Section 59A-37-4 - Acquisition of control of or merger with domestic insurer.

NM Stat § 59A-37-4 (2019) (N/A)
Copy with citation
Copy as parenthetical citation

A. No person other than the issuer shall make a tender offer for or a request or invitation for tenders of, or enter into an agreement to exchange securities for, acquire, seek to acquire, in the open market or otherwise, a voting security of a domestic insurer if, after the consummation of it, the person would, directly or indirectly or by conversion or by exercise of any right to acquire, be in control of the insurer, and no person shall enter into an agreement to merge with or otherwise to acquire control of a domestic insurer unless, at the time any such offer, request or invitation is made or an agreement is entered into, or prior to the acquisition of the securities if no offer or agreement is involved, the person has filed with the superintendent and has sent to the insurer, and the insurer has sent to its shareholders, a statement containing the information required by Section 59A-37-5 NMSA 1978 and the offer, request, invitation, agreement or acquisition has been approved by the superintendent in the manner hereinafter prescribed.

B. For the purposes of Sections 59A-37-4 through 59A-37-10 NMSA 1978, the superintendent shall identify the circumstances in which a person seeking to divest or acquire an interest of control of a domestic insurer is required to obtain the superintendent's approval for the transaction. A person who controls a domestic insurer and seeks to divest its interest of control of the domestic insurer shall, at least thirty days prior to the cessation of control, file with the superintendent confidential notice of the proposed divestiture and give a copy of that notice to the insurer. Information contained in the notice shall remain confidential until the conclusion of the transaction if the superintendent has not determined that treating the information as confidential will interfere with the provisions of this section.
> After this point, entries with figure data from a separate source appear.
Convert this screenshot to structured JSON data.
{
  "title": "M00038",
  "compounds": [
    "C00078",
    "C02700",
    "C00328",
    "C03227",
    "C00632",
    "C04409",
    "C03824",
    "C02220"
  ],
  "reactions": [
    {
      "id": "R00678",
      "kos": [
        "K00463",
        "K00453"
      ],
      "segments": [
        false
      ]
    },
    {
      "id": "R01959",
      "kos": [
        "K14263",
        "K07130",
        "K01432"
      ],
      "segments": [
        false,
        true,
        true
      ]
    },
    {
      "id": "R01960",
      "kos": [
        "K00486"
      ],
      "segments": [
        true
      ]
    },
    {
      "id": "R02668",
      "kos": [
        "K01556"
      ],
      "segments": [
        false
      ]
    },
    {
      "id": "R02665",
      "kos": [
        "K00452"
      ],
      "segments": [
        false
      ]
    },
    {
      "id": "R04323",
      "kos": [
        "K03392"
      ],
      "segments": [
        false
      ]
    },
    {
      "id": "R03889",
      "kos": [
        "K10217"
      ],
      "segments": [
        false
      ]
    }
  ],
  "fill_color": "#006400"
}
This subsection does not apply to a statement filed pursuant to Subsection A of this section.

C. For a transaction subject to Sections 59A-37-4 through 59A-37-10 NMSA 1978, the acquiring person shall file with the superintendent a pre-acquisition notice, which shall contain the information set forth in Paragraph (1) of Subsection C of 59A-37-29 NMSA 1978. The superintendent may subject a person who fails to file the notice required by this subsection to a fine of not more than fifty thousand dollars ($50,000).

D. For the purposes of this section and Sections 59A-37-5 through 59A-37-10 NMSA 1978:

(1) "domestic insurer" includes any other person controlling a domestic insurer unless the other person, as determined by the superintendent, is either directly or through its affiliates primarily engaged in business other than the business of insurance; and

(2) "person" shall not include any securities broker holding, while in the performance of the broker's usual and customary broker's function, less than twenty percent of the voting securities of an insurer, or of any person that controls an insurer.

History: Laws 1984, ch. 127, § 619; 1993, ch. 320, § 73; 2014, ch. 59, § 31.

The 2014 amendment, effective July 1, 2014, expanded regulatory requirements involved in the sale or divestiture of a controlling interest in a domestic insurer; provided for the filing of a notice of proposed divestiture and a pre-acquisition notice; provided a penalty; in the catchline, after "control of", added "or merger with"; added Subsections B and C; and in Subsection D, Paragraph (1), after "unless the other person", added "as determined by the superintendent".

Severability. — Laws 2014, ch. 59, § 54 provided that if any part or application of the provisions of Laws 2014, ch. 59 is held invalid, the remainder or its application to other situations or persons shall not be affected.

The 1993 amendment, effective June 18, 1993, in Subsection A inserted "merge with or otherwise to" preceding "acquire control of a domestic insurer" near the middle of the subsection and substituted "Section 59A-37-5 NMSA 1978" for "Section 620 of this article"; designated the former second sentence of Subsection A as Subsection B; in present Subsection B, added the paragraph "(1)" designation, substituted "person" for "business entity" in Paragraph (1), added "and", and added Paragraph (2); and deleted former Subsection B, which read: "This section does not apply as to merger, consolidation or bulk reinsurance of an insurer."

Am. Jur. 2d, A.L.R. and C.J.S. references. — 44 C.J.S. Insurance § 131.